Он фыркнул, взглянул на часы.
— Завтра еду в Коннектикут, забрать Пита из этой чертовой школы.
Джилл зевнула; тема явно ей надоела.
— Мне кажется, ты слишком за него переживаешь. Сломать лодыжку — обычная история для молодого парня. Это болезнь роста. Я сломала руку в детстве, когда мне было семь лет. Несчастный случай. Школа тут не виновата.
— Черта с два, — сказал Рендер, принимая стакан с темным напитком из рук темного человека с темным подносом. — Если им не справиться со своей работой, я найду того, кто справится.
Джилл пожала плечами.
— Тебе виднее. Я знаю только то, о чем пишут в газетах… А ты по-прежнему настаиваешь на Давосе, хотя знаешь, что публика в Сент-Морице гораздо приличнее.
— Не забывай: мы едем кататься на лыжах. А бегать на лыжах мне больше нравится в Давосе.
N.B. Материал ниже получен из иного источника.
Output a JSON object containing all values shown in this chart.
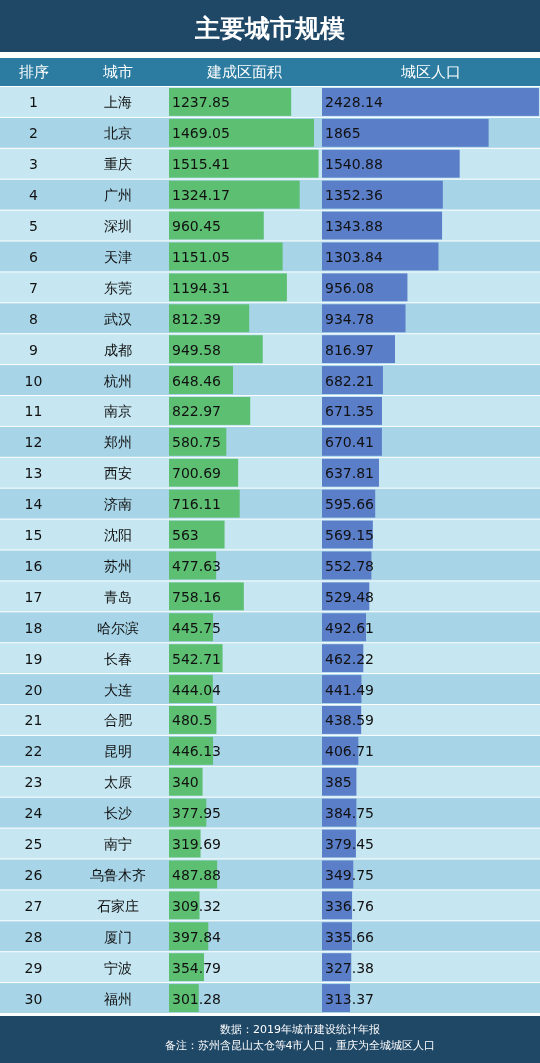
{
  "chart_data": [
    {
      "type": "bar",
      "orientation": "horizontal",
      "title": "主要城市规模",
      "xlabel": "建成区面积",
      "ylabel": "城市",
      "categories": [
        "上海",
        "北京",
        "重庆",
        "广州",
        "深圳",
        "天津",
        "东莞",
        "武汉",
        "成都",
        "杭州",
        "南京",
        "郑州",
        "西安",
        "济南",
        "沈阳",
        "苏州",
        "青岛",
        "哈尔滨",
        "长春",
        "大连",
        "合肥",
        "昆明",
        "太原",
        "长沙",
        "南宁",
        "乌鲁木齐",
        "石家庄",
        "厦门",
        "宁波",
        "福州"
      ],
      "values": [
        1237.85,
        1469.05,
        1515.41,
        1324.17,
        960.45,
        1151.05,
        1194.31,
        812.39,
        949.58,
        648.46,
        822.97,
        580.75,
        700.69,
        716.11,
        563,
        477.63,
        758.16,
        445.75,
        542.71,
        444.04,
        480.5,
        446.13,
        340,
        377.95,
        319.69,
        487.88,
        309.32,
        397.84,
        354.79,
        301.28
      ],
      "color": "#5cbf72",
      "xlim": [
        0,
        1530
      ],
      "data_labels": true
    },
    {
      "type": "bar",
      "orientation": "horizontal",
      "xlabel": "城区人口",
      "ylabel": "排序",
      "categories": [
        "1",
        "2",
        "3",
        "4",
        "5",
        "6",
        "7",
        "8",
        "9",
        "10",
        "11",
        "12",
        "13",
        "14",
        "15",
        "16",
        "17",
        "18",
        "19",
        "20",
        "21",
        "22",
        "23",
        "24",
        "25",
        "26",
        "27",
        "28",
        "29",
        "30"
      ],
      "values": [
        2428.14,
        1865,
        1540.88,
        1352.36,
        1343.88,
        1303.84,
        956.08,
        934.78,
        816.97,
        682.21,
        671.35,
        670.41,
        637.81,
        595.66,
        569.15,
        552.78,
        529.48,
        492.61,
        462.22,
        441.49,
        438.59,
        406.71,
        385,
        384.75,
        379.45,
        349.75,
        336.76,
        335.66,
        327.38,
        313.37
      ],
      "color": "#5b7ec8",
      "xlim": [
        0,
        2440
      ],
      "data_labels": true,
      "annotations": [
        "数据：2019年城市建设统计年报",
        "备注：苏州含昆山太仓等4市人口，重庆为全城城区人口"
      ]
    }
  ]
}
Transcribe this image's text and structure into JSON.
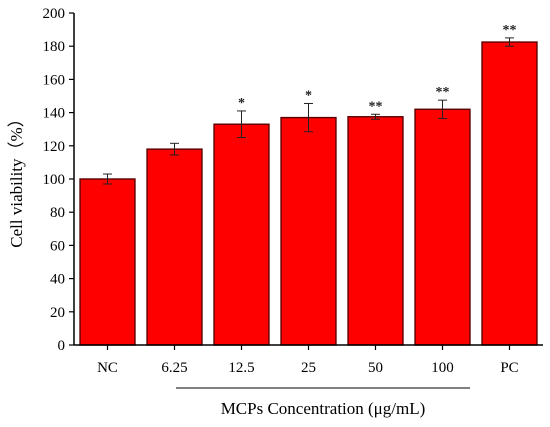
{
  "chart_data": {
    "type": "bar",
    "xlabel": "MCPs Concentration (μg/mL)",
    "ylabel": "Cell viability（%）",
    "ylim": [
      0,
      200
    ],
    "yticks": [
      0,
      20,
      40,
      60,
      80,
      100,
      120,
      140,
      160,
      180,
      200
    ],
    "categories": [
      "NC",
      "6.25",
      "12.5",
      "25",
      "50",
      "100",
      "PC"
    ],
    "values": [
      100,
      118,
      133,
      137,
      137.5,
      142,
      182.5
    ],
    "errors": [
      3,
      3.5,
      8,
      8.5,
      1.5,
      5.5,
      2.5
    ],
    "significance": [
      "",
      "",
      "*",
      "*",
      "**",
      "**",
      "**"
    ],
    "bar_color": "#ff0000",
    "grid": false,
    "legend": "none"
  }
}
— Может, мне удастся выиграть хоть один забег сегодня?
Рендер пожал ее руку.
— Ты же всегда обгоняешь меня, милая.
Они допили свои коктейли, и докурили свои сигареты, и долго сидели, взявшись за руки, пока люди не ушли с танцевального круга и вновь не замелькали разноцветные пятна, закружились, окрашивая клубы табачного дыма то инфернально-красным, то нежно-розовым, как заря, цветом, и в оркестре не бухнул бас: «Вумп!». «Чга-чг!» — отозвались маракасы.
— Чарли, смотри, вот они опять!
Небо было как темное стекло. Дорожное покрытие — чистое. Снег перестал. Джилл дышала ровно, как дышат спящие. С-7 стремительно мчался через городские мосты. Когда Рендер сидел, не шевелясь, ему удавалось убедить себя, что сознание его работает трезво; однако стоило чуть наклонить голову — и Вселенная начинала кружиться. В такие моменты ему казалось, что все вокруг — сон, и это он изваял его.
И так оно и было, когда он перевел стрелку звездного циферблата назад, улыбнувшись во сне. Но вот он снова проснулся, и улыбка исчезла с лица. Вселенная мстила ему за самонадеянность. На одно ослепительное мгновение, с беспомощностью, которая была ему дороже помощи, она спросила с него сполна за озерный мираж; и когда он вновь устремился к разбитому остову на поверхности мира — как ныряльщик, не в силах открыть рот для крика, — то услышал донесшийся сверху, сквозь толщу покрывающих Землю вод, вой Фенрира Волка, разинувшего пасть, чтобы пожрать луну; и едва Рендер услышал этот звук, как понял, что тот похож на трубы Судного дня, как женщина рядом с ним похожа на луну. Во всем. Как ни взгляни. И ему стало страшно.